Jair Bolsonaro e aliados foram condenados. Eles e seus advogados atribuíram à condenação a uma narrativa de um golpe. Se foi isso, a narrativa foi absolvida, portanto. Uma narrativa que o próprio Jair Bolsonaro ajudou a construir, quando dedicou o voto dele para o impeachment de Dilma Rousseff ao sombrio coronel Carlos Alberto Brilhante Ustra. Pode ser que Jair Bolsonaro tenha feito da homenagem um contraponto à Comissão da Verdade, criada pela Presidente para “capturar” os militares anistiados. Mas, qualquer que tenha sido o motivo do voto, ele impregnou Bolsonaro com a imagem da ditadura instalada em 1964, que tem na imprensa e na oposição, ainda hoje, feridas não cicatrizadas.
Seguiu-se ao ato, a formação da chapa para a disputa pela presidência, com um general na posição de candidato a Vice. Isso ainda em 2018. Depois disso, às vésperas do segundo turno, o filho de Jair Bolsonaro, Eduardo, afirmou: “Se quiser fechar o STF, sabe o que você faz? Não manda nem um jipe. Manda um soldado e um cabo. Não é querer desmerecer o soldado e o cabo”. Os generais em 64 não chegaram a tanto, mas cassaram três ministros da Corte nomeados por Juscelino e Goulart: Victor Nunes Leal, Hermes Lima e Evandro Lins e Silva. E na onda foram Lafayette de Andrada e Gonçalves de Oliveira, que se aposentaram.
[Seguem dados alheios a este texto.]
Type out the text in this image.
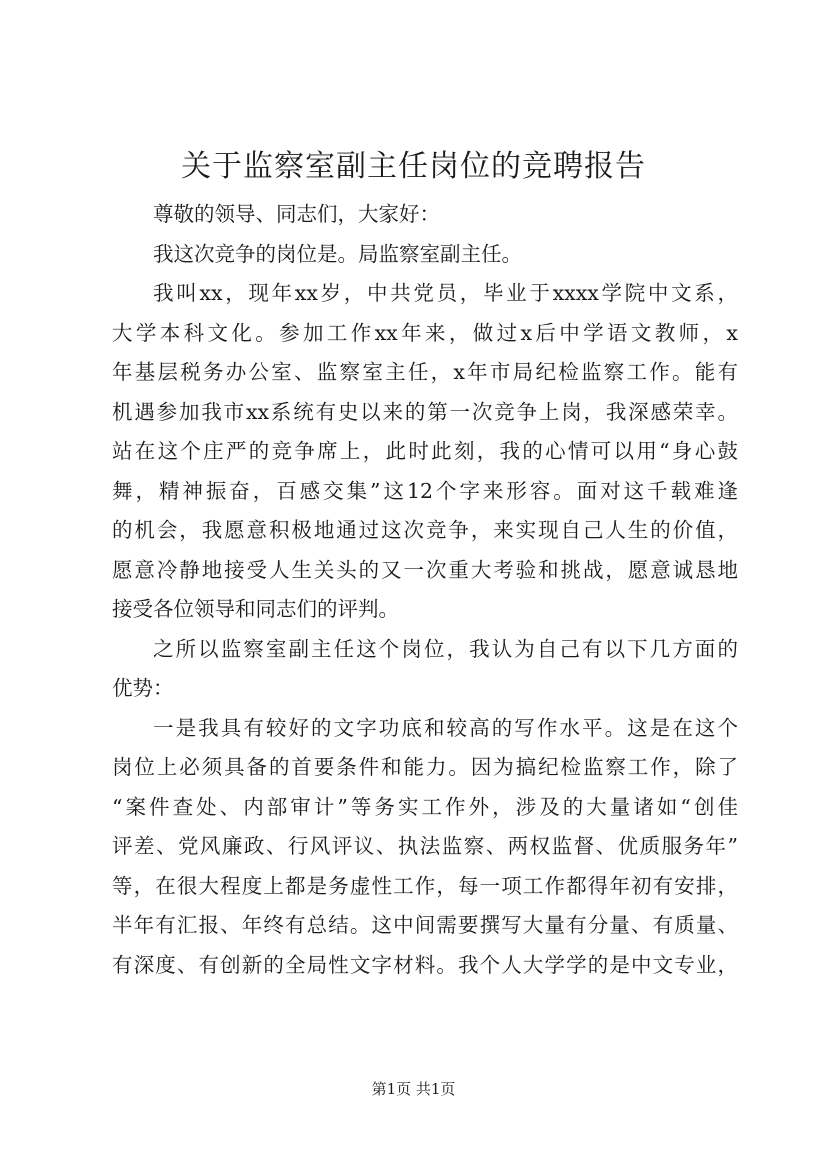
关于监察室副主任岗位的竞聘报告
尊敬的领导、同志们，大家好：
我这次竞争的岗位是。局监察室副主任。
我叫xx，现年xx岁，中共党员，毕业于xxxx学院中文系，
大学本科文化。参加工作xx年来，做过x后中学语文教师，x
年基层税务办公室、监察室主任，x年市局纪检监察工作。能有
机遇参加我市xx系统有史以来的第一次竞争上岗，我深感荣幸。
站在这个庄严的竞争席上，此时此刻，我的心情可以用“身心鼓
舞，精神振奋，百感交集”这12个字来形容。面对这千载难逢
的机会，我愿意积极地通过这次竞争，来实现自己人生的价值，
愿意冷静地接受人生关头的又一次重大考验和挑战，愿意诚恳地
接受各位领导和同志们的评判。
之所以监察室副主任这个岗位，我认为自己有以下几方面的
优势：
一是我具有较好的文字功底和较高的写作水平。这是在这个
岗位上必须具备的首要条件和能力。因为搞纪检监察工作，除了
“案件查处、内部审计”等务实工作外，涉及的大量诸如“创佳
评差、党风廉政、行风评议、执法监察、两权监督、优质服务年”
等，在很大程度上都是务虚性工作，每一项工作都得年初有安排，
半年有汇报、年终有总结。这中间需要撰写大量有分量、有质量、
有深度、有创新的全局性文字材料。我个人大学学的是中文专业，
第1页 共1页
Antes da suspensão dos mandatos dos ministros, os generais quiseram aparelhar o STF para torná-lo dócil, com a decisão de criar mais cinco vagas na Corte. Não conseguiram o intento, então, suspenderam os mandatos.
Encerrada a eleição de 2018, veio a composição do governo com uma farta representação militar. Um ano após as posses, um dos filhos do presidente, novamente, Eduardo Bolsonaro, defendeu o retorno do AI-5 como resposta à uma possível radicalização da esquerda contra o pai. E, no dia 10 de agosto de 2021, com o propósito de receber um convite da Marinha para comparecer a uma solenidade da Força, Jair Bolsonaro determinou ou autorizou um desfile de tanques na Praça dos Três Poderes. No mesmo dia, na pauta do Congresso estava a votação da PEC para a implantação do voto impresso.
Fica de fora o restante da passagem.